United Servs. Auto. Assn. v Iannuzzi |
2016 NY Slip Op 03265 |
Decided on April 28, 2016 |
Appellate Division, First Department |
Published by New York State Law Reporting Bureau pursuant to Judiciary Law § 431. |
This opinion is uncorrected and subject to revision before publication in the Official Reports. |
Decided on April 28, 2016
Tom, J.P., Mazzarelli, Friedman, Richter, Kahn, JJ.
981 150319/14
v
Robert N. Iannuzzi, Defendant-Respondent-Appellant.
Marshall Dennehey Warner Coleman & Goggin, New York (Jeffrey J. Imeri of counsel), for appellant-respondent.
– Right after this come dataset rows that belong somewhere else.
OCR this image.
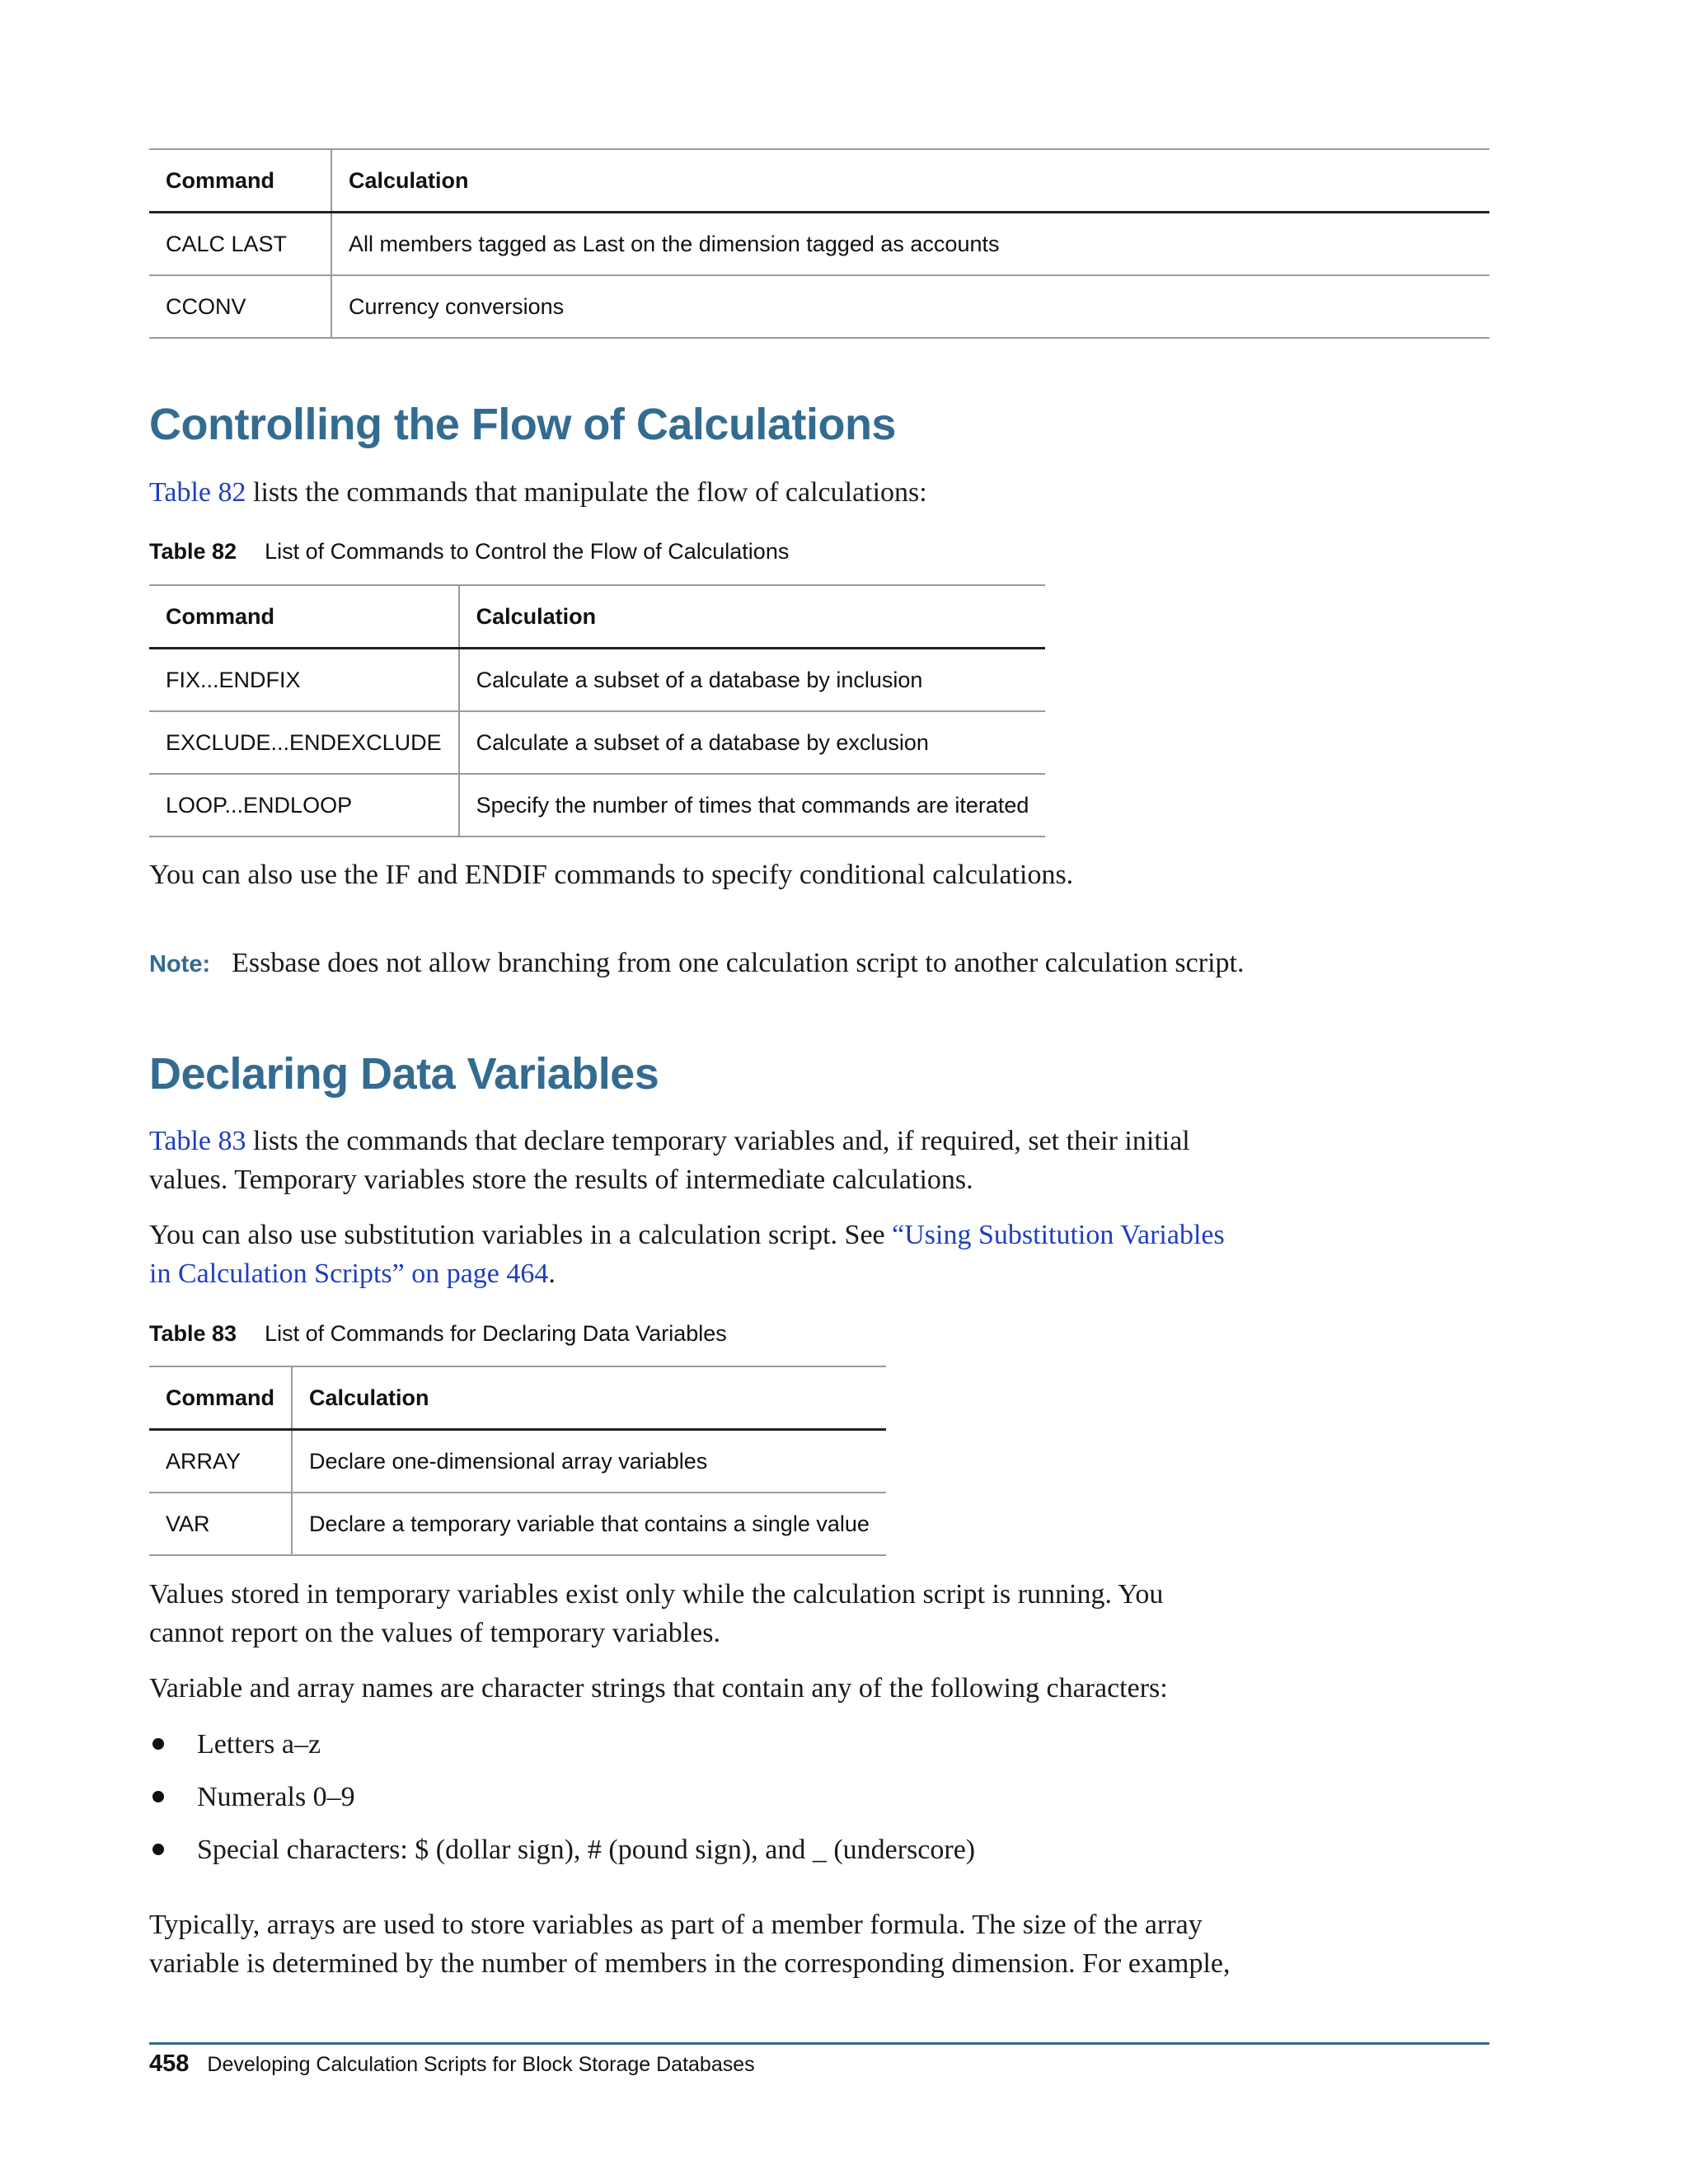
Command	Calculation
CALC LAST	All members tagged as Last on the dimension tagged as accounts
CCONV	Currency conversions
Controlling the Flow of Calculations

Table 82 lists the commands that manipulate the flow of calculations:

Table 82 List of Commands to Control the Flow of Calculations
Command	Calculation
FIX...ENDFIX	Calculate a subset of a database by inclusion
EXCLUDE...ENDEXCLUDE	Calculate a subset of a database by exclusion
LOOP...ENDLOOP	Specify the number of times that commands are iterated

You can also use the IF and ENDIF commands to specify conditional calculations.

Note: Essbase does not allow branching from one calculation script to another calculation script.

Declaring Data Variables

Table 83 lists the commands that declare temporary variables and, if required, set their initial
values. Temporary variables store the results of intermediate calculations.

You can also use substitution variables in a calculation script. See “Using Substitution Variables
in Calculation Scripts” on page 464.

Table 83 List of Commands for Declaring Data Variables
Command	Calculation
ARRAY	Declare one-dimensional array variables
VAR	Declare a temporary variable that contains a single value

Values stored in temporary variables exist only while the calculation script is running. You
cannot report on the values of temporary variables.

Variable and array names are character strings that contain any of the following characters:

Letters a–z
Numerals 0–9
Special characters: $ (dollar sign), # (pound sign), and _ (underscore)

Typically, arrays are used to store variables as part of a member formula. The size of the array
variable is determined by the number of members in the corresponding dimension. For example,

458 Developing Calculation Scripts for Block Storage Databases
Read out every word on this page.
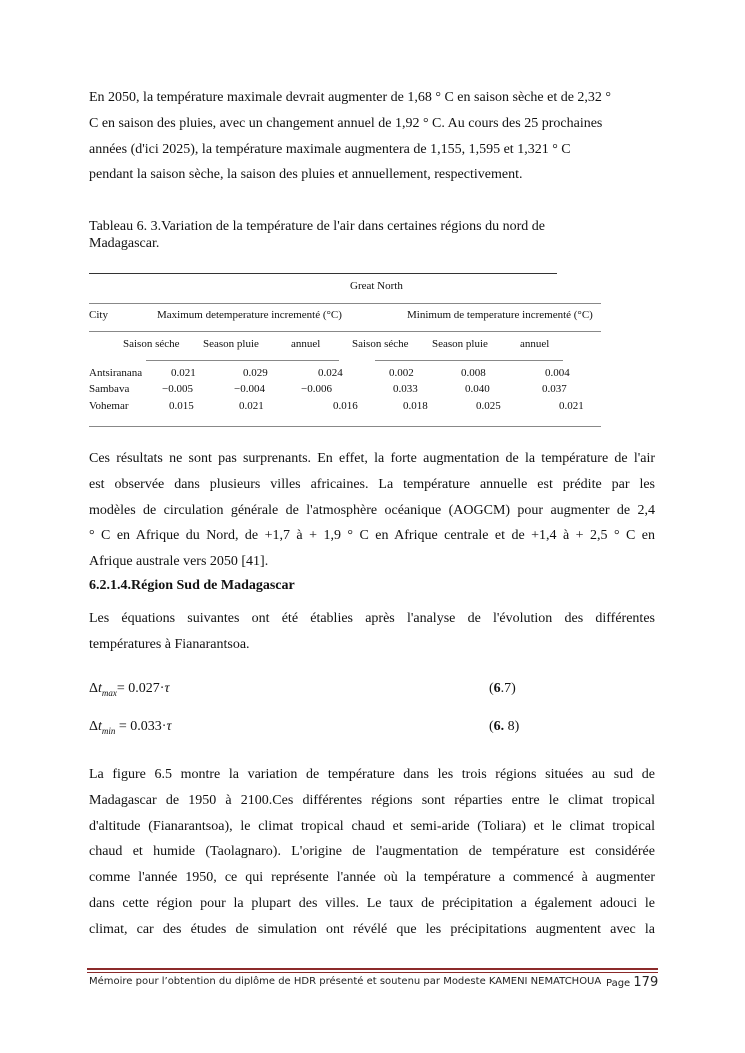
En 2050, la température maximale devrait augmenter de 1,68 ° C en saison sèche et de 2,32 °
C en saison des pluies, avec un changement annuel de 1,92 ° C. Au cours des 25 prochaines
années (d'ici 2025), la température maximale augmentera de 1,155, 1,595 et 1,321 ° C
pendant la saison sèche, la saison des pluies et annuellement, respectivement.
Tableau 6. 3.Variation de la température de l'air dans certaines régions du nord de Madagascar.
Great North
City	Maximum detemperature incrementé (°C)	Minimum de temperature incrementé (°C)
Saison séche Season pluie	annuel	Saison séche Season pluie	annuel
Antsiranana	0.021	0.029	0.024	0.002	0.008	0.004
Sambava	−0.005	−0.004	−0.006	0.033	0.040	0.037
Vohemar	0.015	0.021	0.016	0.018	0.025	0.021
Ces résultats ne sont pas surprenants. En effet, la forte augmentation de la température de l'air
est observée dans plusieurs villes africaines. La température annuelle est prédite par les
modèles de circulation générale de l'atmosphère océanique (AOGCM) pour augmenter de 2,4
° C en Afrique du Nord, de +1,7 à + 1,9 ° C en Afrique centrale et de +1,4 à + 2,5 ° C en
Afrique australe vers 2050 [41].
6.2.1.4.Région Sud de Madagascar
Les équations suivantes ont été établies après l'analyse de l'évolution des différentes
températures à Fianarantsoa.
$\Delta t_{max}= 0.027\cdot\tau$	(6.7)
$\Delta t_{min} = 0.033\cdot\tau$	(6. 8)
La figure 6.5 montre la variation de température dans les trois régions situées au sud de
Madagascar de 1950 à 2100.Ces différentes régions sont réparties entre le climat tropical
d'altitude (Fianarantsoa), le climat tropical chaud et semi-aride (Toliara) et le climat tropical
chaud et humide (Taolagnaro). L'origine de l'augmentation de température est considérée
comme l'année 1950, ce qui représente l'année où la température a commencé à augmenter
dans cette région pour la plupart des villes. Le taux de précipitation a également adouci le
climat, car des études de simulation ont révélé que les précipitations augmentent avec la
Mémoire pour l’obtention du diplôme de HDR présenté et soutenu par Modeste KAMENI NEMATCHOUA Page 179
Law Offices of Eric Dinnocenzo, New York (Eric Dinnocenzo of counsel), for respondent-appellant.
Order, Supreme Court, New York County (Joan A. Madden, J.), entered January 30, 2015, which denied plaintiff's motion for summary judgment declaring that it has no obligation to defend or indemnify defendant in the underlying personal injury action, and granted defendant's motion for summary judgment to the extent of declaring that plaintiff is obligated to defend defendant in the underlying action, unanimously reversed, on the law, without costs, plaintiff's motion granted, and defendant's motion denied. The Clerk is directed to enter judgment declaring that plaintiff has no obligation to defend or indemnify defendant in the underlying action.
Defendant pleaded guilty to third-degree assault (Penal Code § 120.00[1] ["With intent to cause physical injury to another person, he causes such injury]"). Thus, he is collaterally estopped to litigate in this declaratory judgment action the issue of his intent to inflict bodily injury on the person he injured (the claimant) (see Hughes v Farrey, 30 AD3d 244, 247 [1st Dept 2006], lv dismissed 8 NY3d 841 [2007]).
Although, as defendant argues, "accidental results may flow from intentional causes" (Slayko v Security Mut. Ins. Co., 98 NY2d 289, 293 [2002] [internal quotation marks omitted]), defendant knew that when he hit the claimant, after flipping him over his shoulder onto the pavement, injuries could result (see State Farm Fire & Cas. Co. v Whiting, 53 AD3d 1033, 1034 [4th Dept 2008], appeal withdrawn 12 NY3d 780 [2009]). The harm to the claimant was inherent in the nature of the act, although the injuries may have been more extensive than defendant intended (see Empire Ins. Co. v Miguel, 114 AD3d 539 [1st Dept 2014], lv denied 23 NY3d 908 [2014]; cf. Automobile Ins. Co. of Hartford v Cook, 7 NY3d 131 [2006].
Since the acts at issue were outside the scope of coverage, timely disclaimer pursuant to Insurance Law § 3420(d) was unnecessary (see Hough v USAA Cas. Ins. Co., 93 AD3d 405 [1st
Dept 2012]).
We have considered defendant's remaining contentions and find them unavailing.
THIS CONSTITUTES THE DECISION AND ORDER
OF THE SUPREME COURT, APPELLATE DIVISION, FIRST DEPARTMENT.